その日の夜、妹は保護された。燈子が学校の先生へ相談していたのだと後から知った。感謝も謝罪も言えないまま、彼女は町を去った。
電車が通過し、窓に夕日が一枚ずつ光る。私はスマートフォンを出した。妹とのメッセージ画面には、式の持ち物と集合時刻だけが並んでいる。六年前、父の葬儀で言い争って以来、必要なことしか話していない。
「あなたの結婚が寂しいんじゃない。置いていかれるのが怖かった。おめでとうを、ちゃんと言いたい」
打っては消し、最後に送る。すぐ既読がついた。返事は来ない。遮断機は上がったのに、私はまだ白線の手前にいた。

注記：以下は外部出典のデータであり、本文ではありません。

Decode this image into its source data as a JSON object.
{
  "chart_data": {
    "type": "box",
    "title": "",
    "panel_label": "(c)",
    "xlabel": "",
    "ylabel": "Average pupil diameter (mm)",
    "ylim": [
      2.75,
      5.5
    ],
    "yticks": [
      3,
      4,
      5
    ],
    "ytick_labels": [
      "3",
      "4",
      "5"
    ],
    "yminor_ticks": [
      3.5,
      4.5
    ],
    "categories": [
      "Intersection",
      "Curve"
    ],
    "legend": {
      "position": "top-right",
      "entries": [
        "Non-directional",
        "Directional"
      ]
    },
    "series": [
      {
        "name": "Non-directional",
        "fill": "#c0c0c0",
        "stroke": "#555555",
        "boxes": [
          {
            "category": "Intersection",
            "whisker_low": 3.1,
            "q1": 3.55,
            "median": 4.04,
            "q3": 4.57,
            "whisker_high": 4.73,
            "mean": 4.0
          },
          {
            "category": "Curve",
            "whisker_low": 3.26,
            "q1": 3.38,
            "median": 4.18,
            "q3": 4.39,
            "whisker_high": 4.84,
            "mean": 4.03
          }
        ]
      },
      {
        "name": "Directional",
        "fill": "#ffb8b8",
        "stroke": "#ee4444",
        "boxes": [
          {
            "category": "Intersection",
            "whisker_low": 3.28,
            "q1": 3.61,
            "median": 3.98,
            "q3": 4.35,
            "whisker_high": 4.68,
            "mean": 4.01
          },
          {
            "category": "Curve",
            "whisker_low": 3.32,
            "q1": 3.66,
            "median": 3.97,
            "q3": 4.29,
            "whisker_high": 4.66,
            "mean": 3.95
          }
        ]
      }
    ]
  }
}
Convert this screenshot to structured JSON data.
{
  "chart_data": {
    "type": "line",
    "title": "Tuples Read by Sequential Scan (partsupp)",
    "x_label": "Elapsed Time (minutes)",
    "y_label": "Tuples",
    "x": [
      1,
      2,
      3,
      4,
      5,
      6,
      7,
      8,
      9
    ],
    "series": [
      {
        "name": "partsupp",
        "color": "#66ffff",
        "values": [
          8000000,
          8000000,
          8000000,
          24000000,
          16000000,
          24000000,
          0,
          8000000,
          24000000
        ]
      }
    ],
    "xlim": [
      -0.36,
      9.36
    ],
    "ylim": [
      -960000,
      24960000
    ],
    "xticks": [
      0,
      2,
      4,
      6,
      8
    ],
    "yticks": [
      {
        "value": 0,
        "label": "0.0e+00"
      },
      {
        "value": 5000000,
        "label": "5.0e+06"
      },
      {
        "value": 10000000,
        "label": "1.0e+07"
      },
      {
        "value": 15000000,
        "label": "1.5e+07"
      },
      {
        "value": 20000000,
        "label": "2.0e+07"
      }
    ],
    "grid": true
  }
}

十七歳の私は、正しい言葉を待ちすぎて何も渡せなかった。燈子の封筒も、妹への気持ちも。けれど、遅れた言葉がすべて無意味になるわけではない。
踏切を渡り切ったところで、スマートフォンが震えた。
「当日、控室で髪留めて。昔みたいに」
線路脇のごみ箱は撤去され、代わりに小さな花壇ができていた。捨てた封筒は戻らなくても、そこで終わった言葉まで捨て続けなくていい。
短い返事の下に、泣き顔のスタンプが一つあった。私は立ち止まらず、買い物袋を持ち直す。十七時十二分の道は、もう帰れなかった日の続きではなく、妹のいる家へ戻る道になっていた。